Aujourd'hui, le chanteur pourrait presque revendiquer le statut d'humoriste, tant il sait faire pour mettre une assistance en boîte. Il n'avait parfois besoin que de ses textes de chansons, par exemple l'hilarante Quand on vieillit, un petite nouvelle dédiée «amicalement» au maître céans. Le Gaspésien a aussi chanté ses classiques Seigneur et Nomade sédentaire.

Little Bernie

Daniel Boucher n'a pu camoufler longtemps son plaisir de retrouver ses admirateurs, lui qui lançait un nouvel album le mois dernier. Son empressement à répondre aux demandes spéciales (Embarques-tu?, Le chant du patriote de Félix Leclerc), de faire entendre ses nouvelles chansons et de regratter sa guitare avec assurance était beau à voir. La voix est à son meilleur.

En début de spectacle, Florence K a eu la très bonne idée de garder Bernard Caza avec lui, lui offrant une chaise à côté du piano.
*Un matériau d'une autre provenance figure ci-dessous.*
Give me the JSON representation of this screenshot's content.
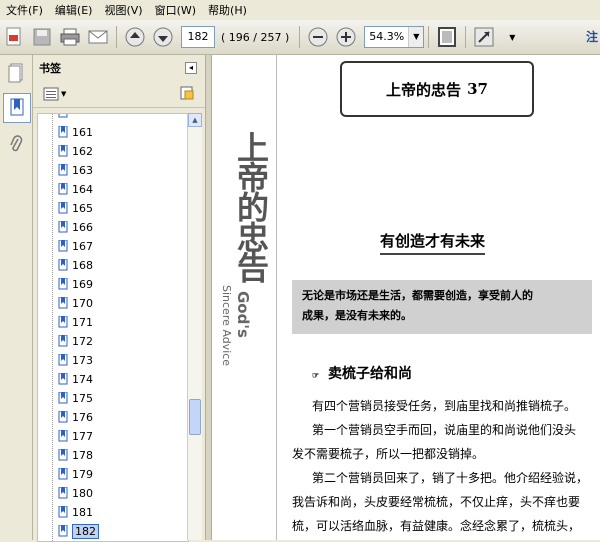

Love Me or Leave Me, classique du répertoire jazz, a vu sa partie improvisée se garnir d'extraits de Vive le vent, Mon beau sapin et du Petit renne au nez rouge, ce qui a bien fait rire. Son little baby dans Summertime s'est aussi transformé en little Bernie.

Arrivé en dernier (il participait à l'émission En direct de l'univers le même soir à Montréal), Patrice Michaud a confié avoir été rassuré d'entendre l'auditoire chanter avec lui pour sa toute première présence au Vieux Clocher.

«C'est généralement bon signe!» a commenté celui qui reviendra présenter son spectacle solo en mars prochain, et dont les interventions étaient aussi très drôles.

Bernard Caza a évidemment remercié le public et les artistes pour leur fidélité durant 40 ans... et rassuré les deux ou trois spectateurs qui ont appelé en croyant qu'il s'agissait du spectacle de clôture du Vieux Clocher (au lieu de la clôture des activités du 40e).